Britain’s vote to leave the European Union heightens risks for the world economy, finance chiefs from the G20 group of leading countries said today. The outcome of last month’s referendum “adds to the uncertainty in the global economy”, they said in a communique after a meeting in China.
But they insisted that EU member countries were “well positioned to proactively address the potential economic and financial consequences” of the vote, adding: “In the future, we hope to see the UK as a close partner of the EU.”
The G20 cited several other factors complicating the global economic environment, among them “geopolitical conflicts, terrorism, and refugee flows”. But participants said Brexit was at the forefront of concerns at the meeting in Chengdu, the last before the grouping’s annual summit in the Chinese city of Hangzhou in September.
Britain’s finance minister Philip Hammond—who was seated in the front row of a group photo today—told reporters the subject had come up “a great deal”.“The reality is there will be a measure of uncertainty continuing right up to the conclusion of our negotiations with the EU,” he said.
Before the meeting the International Monetary Fund (IMF) downgraded its forecasts for global growth this year and next by 0.1 percentage point, to 3.1 percent and 3.4 per cent respectively.
“’Brexit’ marks the materialisation of an important downside risk to global growth,” IMF staff said in a report ahead of the meeting, adding that as it was “still very much unfolding, more negative outcomes are a distinct possibility”.
Officials in Chengdu said protracted or acrimonious talks between the EU and Britain over the departure could heighten the dangers.“It won’t mean that they’ll get there in a week or a month. It’s a process that could take longer,” a senior US Treasury official told journalists on Saturday.

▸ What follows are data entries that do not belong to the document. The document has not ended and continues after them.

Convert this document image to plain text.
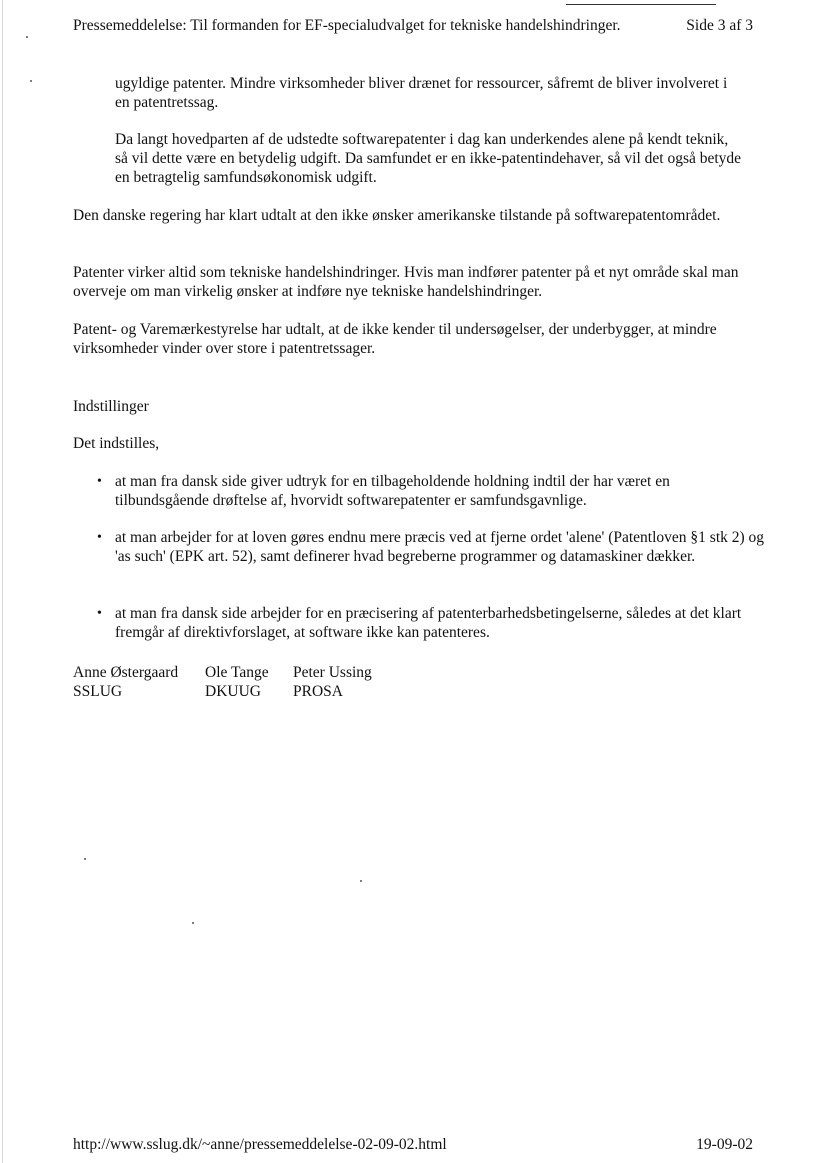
Pressemeddelelse: Til formanden for EF-specialudvalget for tekniske handelshindringer.	Side 3 af 3
ugyldige patenter. Mindre virksomheder bliver drænet for ressourcer, såfremt de bliver involveret i en patentretssag.
Da langt hovedparten af de udstedte softwarepatenter i dag kan underkendes alene på kendt teknik, så vil dette være en betydelig udgift. Da samfundet er en ikke-patentindehaver, så vil det også betyde en betragtelig samfundsøkonomisk udgift.
Den danske regering har klart udtalt at den ikke ønsker amerikanske tilstande på softwarepatentområdet.
Patenter virker altid som tekniske handelshindringer. Hvis man indfører patenter på et nyt område skal man overveje om man virkelig ønsker at indføre nye tekniske handelshindringer.
Patent- og Varemærkestyrelse har udtalt, at de ikke kender til undersøgelser, der underbygger, at mindre virksomheder vinder over store i patentretssager.
Indstillinger
Det indstilles,
• at man fra dansk side giver udtryk for en tilbageholdende holdning indtil der har været en tilbundsgående drøftelse af, hvorvidt softwarepatenter er samfundsgavnlige.
• at man arbejder for at loven gøres endnu mere præcis ved at fjerne ordet 'alene' (Patentloven §1 stk 2) og 'as such' (EPK art. 52), samt definerer hvad begreberne programmer og datamaskiner dækker.
• at man fra dansk side arbejder for en præcisering af patenterbarhedsbetingelserne, således at det klart fremgår af direktivforslaget, at software ikke kan patenteres.
Anne Østergaard
SSLUG
Ole Tange
DKUUG
Peter Ussing
PROSA
http://www.sslug.dk/~anne/pressemeddelelse-02-09-02.html	19-09-02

“The thing that would be very disruptive to confidence is if this becomes a highly confrontational process,” he said. Other challenges threaten: a slowdown in the Chinese economy, as well as terrorist attacks and the failed coup in Turkey.
Earlier this month, 84 people were killed in the French Riviera city of Nice when a Tunisian truck driver—suspected to be inspired by the Islamic State jihadist group—ploughed a 19-tonne vehicle through a holiday crowd.
Last week a German-Iranian gunman—believed not to be connected to the Islamic State group but “obsessed” with mass killers—shot dead nine people in the German city of Munich before killing himself.
“We condemn, in the strongest possible terms, the recent terrorist attacks,” the communique said. “We reaffirm our solidarity and resolve in the fight against terrorism in all its forms and wherever it occurs.” But the document did not mention the attempt to depose President Recep Tayyip Erdogan or the subsequent widespread crackdown on his opponents.